Attending Montevallo’s Day of the Dead
Published 9:02 am Monday, November 13, 2023
By BARTON PERKINS | Staff Writer
I absolutely pounded a chicken quesadilla as I sat on a plastic chair and watched Montevallo’s first-ever Day of the Dead unfurl around me.
The next day one of my co-workers, Viridiana Romero, would make fun of me for not being more adventurous at the event. “You had a chicken quesadilla?” she said. “You should have tried lamb or brain or something more festive.”
Honestly, I don’t think she’s wrong. I wish I had been more creative in my eating choices, and that I’d taken better advantage of going to this event.
Montevallo has never held a Day of the Dead, a “Dio De Los Muertos” before, and honestly I’d never really been to one before either.
Like most Americans, most of my exposure to the holiday came from a simple display erected in my high school’s library by the Spanish club for the month of November, all crate paper and xeroxed photographs held in Walmart frames.
It didn’t feel terribly authentic.
I honestly felt like I learned more about the holiday when I was in college and saw Pixar’s “Coco” for the first time in my fraternity house, and even that didn’t really prepare me for the real thing.
Despite this, I rolled into Montevallo with confidence that I had the broad beats of the holiday pretty well figured out. Basically, you show up, you eat some food and you take time to remember the people who you’ve loved and are now deceased. It’s colorful, it’s festive and it’s a celebration of life and death.
It’s one thing to hear about something like that and to see it represented in the media. But it’s something else entirely to actually be there in person.
When I actually pulled up in my car to the Day of the Dead, I immediately saw people walking around with skulls painted on their faces. I was greeted with music and the smell of tamales, tacos and quesadillas. Like I said I would eventually wind up eating one of those.
Off to the side, people moved through a series of altars where old family pictures were displayed with candles, and I couldn’t help but stop there and watch as men, women and children took a moment to remember their parents, grandparents and siblings.
It made me think of the people I’ve lost.
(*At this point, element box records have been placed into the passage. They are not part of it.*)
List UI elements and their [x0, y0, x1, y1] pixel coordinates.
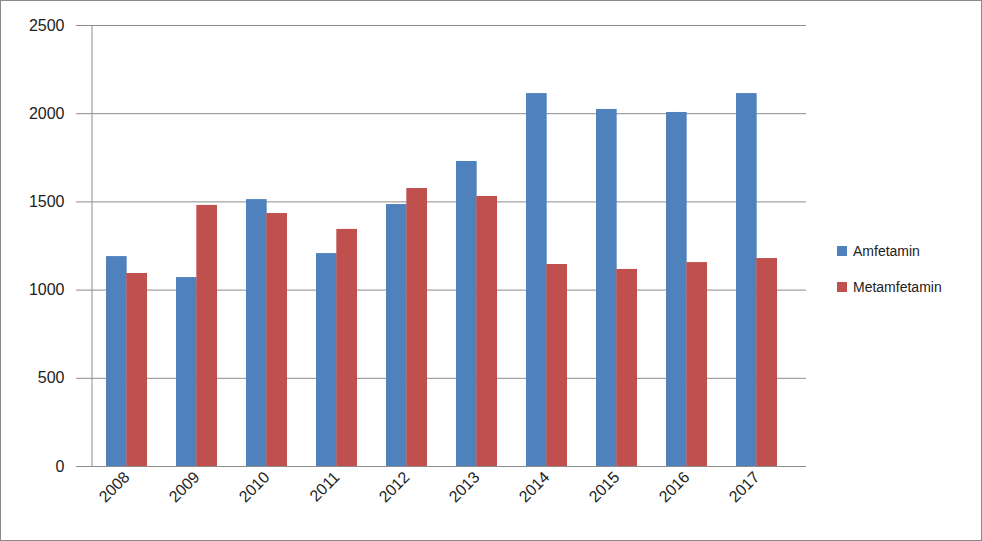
svg-text:1500: 1500 — [29, 193, 65, 210]
svg-text:2500: 2500 — [29, 17, 65, 34]
svg-text:0: 0 — [56, 458, 65, 475]
svg-text:2014: 2014 — [516, 468, 553, 505]
svg-text:2011: 2011 — [306, 468, 342, 504]
svg-text:2013: 2013 — [446, 468, 483, 505]
html-text:Metamfetamin: Metamfetamin — [853, 279, 942, 295]
svg-text:2008: 2008 — [96, 468, 133, 505]
svg-text:1000: 1000 — [29, 281, 65, 298]
svg-text:2000: 2000 — [29, 105, 65, 122]
svg-text:2015: 2015 — [586, 468, 623, 505]
svg-text:2016: 2016 — [656, 468, 693, 505]
svg-text:2017: 2017 — [726, 468, 763, 505]
svg-text:2012: 2012 — [376, 468, 413, 505]
html-text:Amfetamin: Amfetamin — [853, 243, 920, 259]
svg-text:2009: 2009 — [166, 468, 203, 505]
svg-text:2010: 2010 — [236, 468, 273, 505]
svg-text:500: 500 — [38, 369, 65, 386]
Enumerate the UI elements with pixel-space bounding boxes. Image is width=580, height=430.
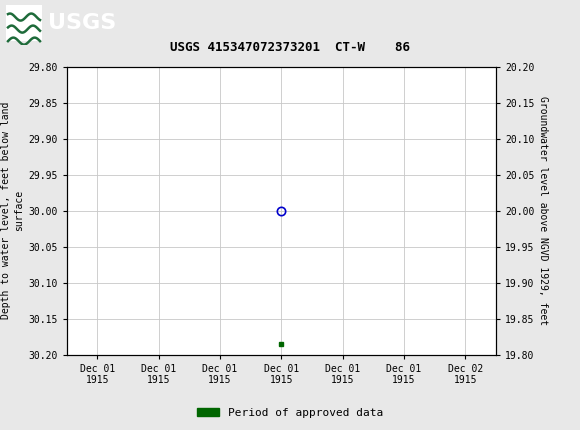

My dad, my grandparents, and my friend Blaise from college.
I don’t think of them that often. It’s often too painful. Too many good memories mixed with the bad. So easy just to push it all aside and do whatever it is that needs to get done that day.
These people though, the ones who went out and celebrated the day of the dead, were remembering all of those things, all of those memories of the people they’ve loved and lost. And they did it all with such a zest for life, and such a degree of exuberance.
It made me jealous, and it made me want to emulate them.
But I didn’t, I just sat there, eating my chicken quesadilla and took notes for an article I’d be writing about the event the next day.
Perhaps next year, I’ll work up the courage, the nerve to remember and to remember the good times.